Inland Empire professors say housing stabilization plan has potential

A federal plan to send millions of dollars to the Inland Empire to help local governments buy and re-sell foreclosed homes could be positive for the local economy, a pair of area professors said.

Government officials in San Bernardino and Riverside county agencies are set to receive about $125 million from the U.S. Department of Housing and Urban Development to fuel redevelopment work. Nationwide, the Neighborhood Stabilization Program calls for the feds to pass out $3.92 billion.

The program is based on the idea that if local officials can convert recently vacated dwellings into actual homes, they can prevent some foreclosed houses from becoming economic black holes that suck property values from surrounding homes.

UC Riverside economist Mason Gaffney said that although he did know the details of the Neighborhood Stabilization Program, the basic thrust of the policy seems to be a step in the right direction.

Gaffney maintained that using federal dollars to rehabilitate abandoned homes is more credible than the proposed $700 billion Wall Street bailout that the House of Representatives rejected on Monday.

"It makes a lot more sense than bailing out the crooks on Wall Street. That's a loser from the start," Gaffney said. "The public has risen up against it and their representatives have heard them."

The bailout, as proposed and supported by President Bush and House leadership, would have allowed the federal government to assume billions in new debt to buy troubled mortgages from private investors.

Bailout supporters said the gambit was necessary to prevent economic turmoil, the worry being that American commerce would slow to a crawl if banks cannot make new loans while rotten mortgages remain on their books.

Opponents cried foul at the notion of asking taxpayers to support a plan to rescue institutions that assumed capitalism's inherent risks when the moment they entered the subprime mortgage business.

Gaffney said he likes the stabilization plan's focus on rebuilding vacant properties and Washington's decision to allow local authorities to decide how to use the money in their own communities.

"You've got bumblers at every level, but they (municipal officials) are motivated," he said.
Jim Mulvihill, a geography professor at Cal State San Bernardino who studies urban planning, said the federal program "will at least make a dent" in the Inland Empire's foreclosure problem.

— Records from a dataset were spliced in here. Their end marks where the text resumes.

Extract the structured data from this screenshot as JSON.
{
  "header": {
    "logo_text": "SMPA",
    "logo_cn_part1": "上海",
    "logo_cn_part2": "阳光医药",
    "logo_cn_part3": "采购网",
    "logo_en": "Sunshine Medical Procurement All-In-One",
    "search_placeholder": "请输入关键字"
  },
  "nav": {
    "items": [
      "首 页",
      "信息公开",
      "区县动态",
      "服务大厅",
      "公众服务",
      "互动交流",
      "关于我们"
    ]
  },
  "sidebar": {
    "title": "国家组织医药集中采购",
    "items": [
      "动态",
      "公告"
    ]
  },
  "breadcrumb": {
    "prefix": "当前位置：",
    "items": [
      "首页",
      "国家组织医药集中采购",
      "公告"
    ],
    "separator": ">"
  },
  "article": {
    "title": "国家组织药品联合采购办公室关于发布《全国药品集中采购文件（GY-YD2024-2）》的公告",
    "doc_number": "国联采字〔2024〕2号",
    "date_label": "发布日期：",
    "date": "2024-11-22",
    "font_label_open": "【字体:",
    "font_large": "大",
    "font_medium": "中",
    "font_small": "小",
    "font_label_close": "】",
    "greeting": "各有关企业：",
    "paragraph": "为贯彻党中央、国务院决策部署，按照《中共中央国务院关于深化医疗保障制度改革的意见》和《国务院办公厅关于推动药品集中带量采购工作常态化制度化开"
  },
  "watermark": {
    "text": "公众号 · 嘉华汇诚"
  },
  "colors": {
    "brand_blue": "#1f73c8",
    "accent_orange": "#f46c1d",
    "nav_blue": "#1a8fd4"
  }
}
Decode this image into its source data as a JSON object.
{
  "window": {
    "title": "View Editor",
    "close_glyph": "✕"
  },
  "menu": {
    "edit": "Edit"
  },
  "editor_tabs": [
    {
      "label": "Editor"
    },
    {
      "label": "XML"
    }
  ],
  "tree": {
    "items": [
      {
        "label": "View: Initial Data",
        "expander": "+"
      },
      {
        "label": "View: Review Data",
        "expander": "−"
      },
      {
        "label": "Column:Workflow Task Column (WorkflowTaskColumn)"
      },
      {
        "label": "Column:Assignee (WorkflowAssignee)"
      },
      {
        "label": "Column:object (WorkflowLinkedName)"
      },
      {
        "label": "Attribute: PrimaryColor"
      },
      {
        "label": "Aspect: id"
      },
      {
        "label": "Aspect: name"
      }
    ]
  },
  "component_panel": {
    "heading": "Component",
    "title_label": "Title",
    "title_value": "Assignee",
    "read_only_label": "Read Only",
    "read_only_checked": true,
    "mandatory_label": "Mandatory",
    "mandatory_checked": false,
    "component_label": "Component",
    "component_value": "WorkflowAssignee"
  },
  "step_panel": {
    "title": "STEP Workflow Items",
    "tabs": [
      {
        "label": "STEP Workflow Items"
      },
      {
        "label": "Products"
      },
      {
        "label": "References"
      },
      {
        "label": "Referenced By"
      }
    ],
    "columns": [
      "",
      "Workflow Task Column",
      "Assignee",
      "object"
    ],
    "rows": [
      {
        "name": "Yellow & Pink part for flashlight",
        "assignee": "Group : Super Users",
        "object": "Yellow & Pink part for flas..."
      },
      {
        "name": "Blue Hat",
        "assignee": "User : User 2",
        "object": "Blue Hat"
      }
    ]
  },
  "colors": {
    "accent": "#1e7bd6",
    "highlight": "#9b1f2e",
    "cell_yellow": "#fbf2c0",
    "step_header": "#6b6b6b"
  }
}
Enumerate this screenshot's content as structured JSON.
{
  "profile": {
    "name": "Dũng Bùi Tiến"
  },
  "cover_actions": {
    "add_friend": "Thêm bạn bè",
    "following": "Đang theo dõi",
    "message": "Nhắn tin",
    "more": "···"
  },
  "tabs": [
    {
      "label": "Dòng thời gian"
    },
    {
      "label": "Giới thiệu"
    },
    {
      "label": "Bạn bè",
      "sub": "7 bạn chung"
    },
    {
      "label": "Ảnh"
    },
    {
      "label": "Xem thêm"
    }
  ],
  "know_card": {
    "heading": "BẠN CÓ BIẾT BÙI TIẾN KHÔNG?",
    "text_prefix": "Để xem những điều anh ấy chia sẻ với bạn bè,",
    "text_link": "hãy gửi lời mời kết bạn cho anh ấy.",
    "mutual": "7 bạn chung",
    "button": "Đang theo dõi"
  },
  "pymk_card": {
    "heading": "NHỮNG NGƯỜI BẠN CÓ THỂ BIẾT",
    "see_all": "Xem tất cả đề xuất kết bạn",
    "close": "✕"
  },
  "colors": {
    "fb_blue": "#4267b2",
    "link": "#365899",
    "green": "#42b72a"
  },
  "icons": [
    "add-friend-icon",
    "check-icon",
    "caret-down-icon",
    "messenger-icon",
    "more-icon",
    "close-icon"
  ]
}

Mulvihill said much of the plan's ultimate success will rest on local redevelopment officials' abilities to put federal dollars to good use.

"It's a good program if you've got people in the ... (Economic Development Agency) who are virtually in the mortgage business themselves," Mulvihill said.

In this regard, he praised Carey Jenkins, the San Bernardino Economic Development Agency official working on the program.

San Bernardino is set to receive $8.4 million to put vacant homes back on the market. Jenkins has said that skillful negotiations may make it possible for the EDA to acquire as many as 100 foreclosed homes.

More than 1,700 San Bernardino homes have been foreclosed upon between Aug. 2007 and Aug. 2008, according to Jenkins.

Mulvihill was more reserved in its praise while discussing the federal requirement that 25 percent of stabilization grants be used to house low-income persons.

In San Bernardino, that could mean EDA officials would be mandated to help individuals or families earning less than $25,000 per year, Mulvihill said.

On one hand, Mulvihill said it's understandable that officials would want to more people to own their own homes, but somebody who makes less than $25,000 is likely to have trouble paying for the repairs and routine maintenance that goes alone with owning one's own castle.

"What happens if the furnace goes out?," Mulvihill asked. "For any homeowner, you don't want that to happen."

Agencies using Neighborhood Stabilization dollars are required to craft a plan to use the money by Dec. 1. The federal government requires the money to be spent within 18 months.